In the second part, we meet Teenage Chiron as "Chiron." Now played by Ashton Sanders, he is a skinny, timid kid with only one real friend in Kevin (Jharrell Jerome, a big-talking womanizer he's known since he was Little. While Chiron must persist in dealing with his increasingly problematic mother and continues his friendship with Teresa, he starts to realize he has feelings for Kevin... or at least, the sex that Kevin is. This leads to a moment of intimacy that is tender and moving, but ultimately unsatisfying. Soon after, tragedy strikes with the school bullies, and this sets off a course of events for Chiron that change him in unexpected ways.

By the time we get to the third and final segment of the film, Chiron (Trevante Rhodes) now goes by "Black" (a nickname given to him by Kevin) and he is a muscled-up, gold-grill wearing drug dealer in Atlanta. But an unexpected call allows him to face who he truly is, and begin to (hopefully) become the man he's always wanted to become.

This is the key question of "Moonlight." People in Chiron's life keep asking him, "Who is you?" Chiron can never really answer. Literally. He doesn't know who he is, and his struggles with his sexuality make that all too complicated for him. This is the strength of Jenkin's film, mostly because his actors are impeccable. From all three incarnations of Chiron, to Harris and Monae, Ali, and Andre Holland as the adult Kevin, every actor brings a depth and complexity to their characters that rings painfully true.

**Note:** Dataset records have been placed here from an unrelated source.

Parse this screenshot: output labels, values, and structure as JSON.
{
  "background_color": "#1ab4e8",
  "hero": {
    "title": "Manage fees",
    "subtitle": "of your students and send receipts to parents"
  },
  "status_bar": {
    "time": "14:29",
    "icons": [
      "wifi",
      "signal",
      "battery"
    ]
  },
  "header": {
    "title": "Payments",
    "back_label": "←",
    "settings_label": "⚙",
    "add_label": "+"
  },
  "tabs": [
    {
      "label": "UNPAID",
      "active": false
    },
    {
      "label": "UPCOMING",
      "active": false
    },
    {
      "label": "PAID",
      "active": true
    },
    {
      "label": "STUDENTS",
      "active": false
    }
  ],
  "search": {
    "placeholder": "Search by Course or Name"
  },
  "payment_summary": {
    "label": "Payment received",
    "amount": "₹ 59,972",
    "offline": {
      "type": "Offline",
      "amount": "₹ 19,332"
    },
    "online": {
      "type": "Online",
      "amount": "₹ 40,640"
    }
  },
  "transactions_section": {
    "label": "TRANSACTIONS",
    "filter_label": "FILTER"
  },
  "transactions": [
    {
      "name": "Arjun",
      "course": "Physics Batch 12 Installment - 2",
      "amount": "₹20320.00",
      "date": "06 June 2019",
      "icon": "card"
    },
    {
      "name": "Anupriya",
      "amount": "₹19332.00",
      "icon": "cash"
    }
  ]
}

Admittedly, there were times where certain parts of Chiron's life goes unexplored, and while Jenkins subverts our expectations during incidents we expect to go a certain way, sometimes it feels false. Aside from the one tragic incident that changes the course of Chiron's life, he has good people around him. And even when Little asks Juan and Teresa "Am I a faggot?" and they respond with tenderness and understanding, it doesn't ring true, especially in the age where AIDS was still a big, scary thing. It was nice to see reactions that we weren't expecting, but when it happens multiple times it ultimately feels convenient.

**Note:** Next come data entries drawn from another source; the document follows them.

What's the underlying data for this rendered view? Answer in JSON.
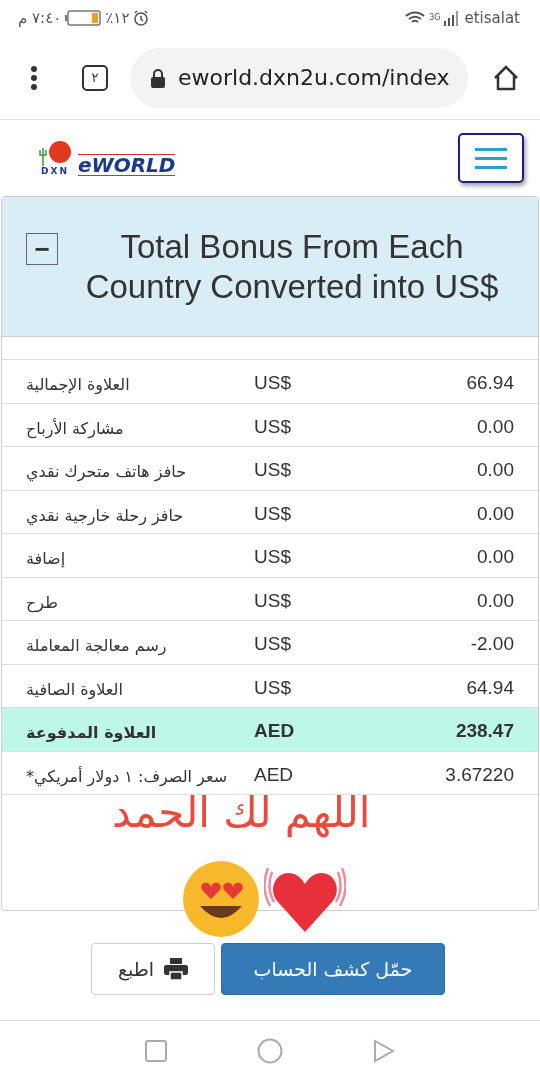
{
  "status_bar": {
    "time": "٧:٤٠ م",
    "battery": "٪١٢",
    "network": "3G",
    "carrier": "etisalat"
  },
  "browser": {
    "tab_count": "٢",
    "url": "eworld.dxn2u.com/index"
  },
  "logo": {
    "mark": "DXN",
    "name": "eWORLD"
  },
  "panel": {
    "title": "Total Bonus From Each Country Converted into US$",
    "collapse": "−",
    "expanded": true
  },
  "rows": [
    {
      "label": "العلاوة الإجمالية",
      "currency": "US$",
      "amount": "66.94",
      "highlighted": false
    },
    {
      "label": "مشاركة الأرباح",
      "currency": "US$",
      "amount": "0.00",
      "highlighted": false
    },
    {
      "label": "حافز هاتف متحرك نقدي",
      "currency": "US$",
      "amount": "0.00",
      "highlighted": false
    },
    {
      "label": "حافز رحلة خارجية نقدي",
      "currency": "US$",
      "amount": "0.00",
      "highlighted": false
    },
    {
      "label": "إضافة",
      "currency": "US$",
      "amount": "0.00",
      "highlighted": false
    },
    {
      "label": "طرح",
      "currency": "US$",
      "amount": "0.00",
      "highlighted": false
    },
    {
      "label": "رسم معالجة المعاملة",
      "currency": "US$",
      "amount": "-2.00",
      "highlighted": false
    },
    {
      "label": "العلاوة الصافية",
      "currency": "US$",
      "amount": "64.94",
      "highlighted": false
    },
    {
      "label": "العلاوة المدفوعة",
      "currency": "AED",
      "amount": "238.47",
      "highlighted": true
    },
    {
      "label": "سعر الصرف: ١ دولار أمريكي*",
      "currency": "AED",
      "amount": "3.67220",
      "highlighted": false
    }
  ],
  "annotation": "اللهم لك الحمد",
  "buttons": [
    {
      "label": "حمّل كشف الحساب",
      "kind": "primary"
    },
    {
      "label": "اطبع",
      "kind": "print"
    }
  ]
}
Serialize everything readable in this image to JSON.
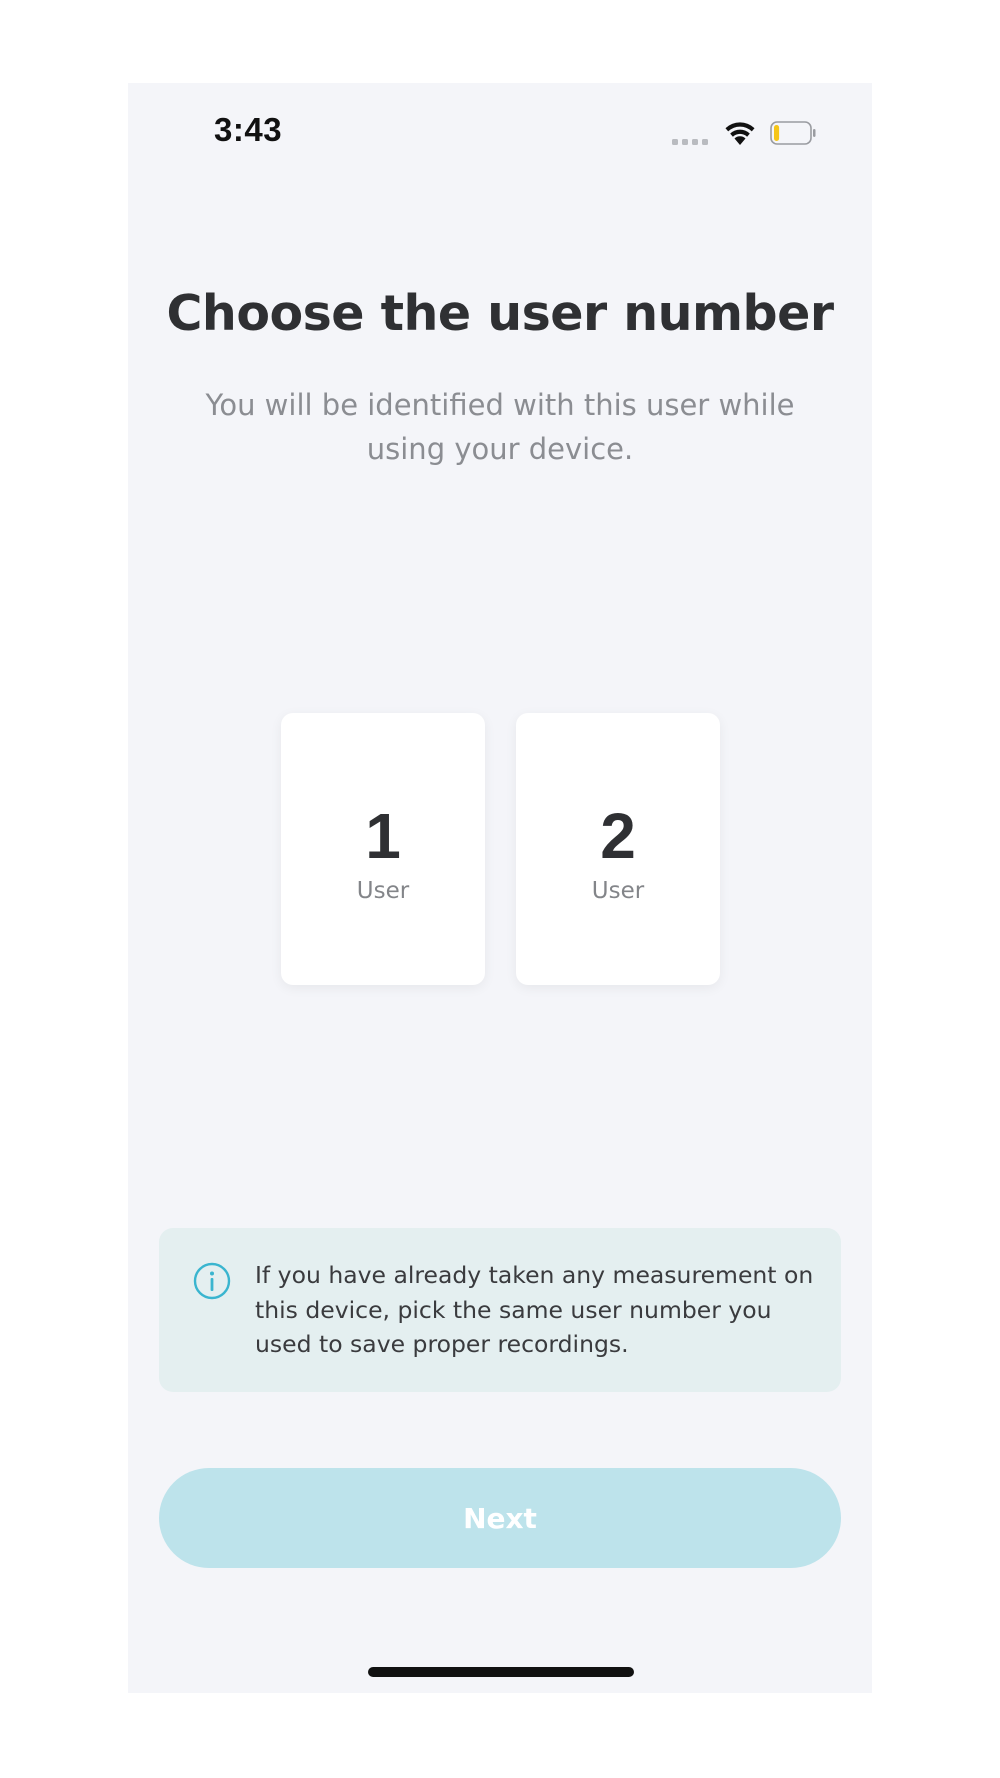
{
  "status_bar": {
    "time": "3:43",
    "signal_icon": "cellular-signal-icon",
    "wifi_icon": "wifi-icon",
    "battery_icon": "battery-low-icon",
    "battery_level": 0.15,
    "battery_color": "#f5c518"
  },
  "header": {
    "title": "Choose the user number",
    "subtitle": "You will be identified with this user while using your device."
  },
  "users": [
    {
      "number": "1",
      "label": "User"
    },
    {
      "number": "2",
      "label": "User"
    }
  ],
  "info": {
    "icon": "info-icon",
    "text": "If you have already taken any measurement on this device, pick the same user number you used to save proper recordings.",
    "accent_color": "#3ab5cf"
  },
  "footer": {
    "next_label": "Next",
    "next_color": "#bde3eb"
  }
}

That said, the film is beautifully told and shot, although some audiences will have their patience tested with long, Malick-like takes and large swaths of silence. It's all there for a reason, but it won't appeal to the masses. This is an important film and it's a good film. It's not a masterpiece, but it's a tale that needed to be told, and that fact is a sad reminder that it's taken far too long to tell it.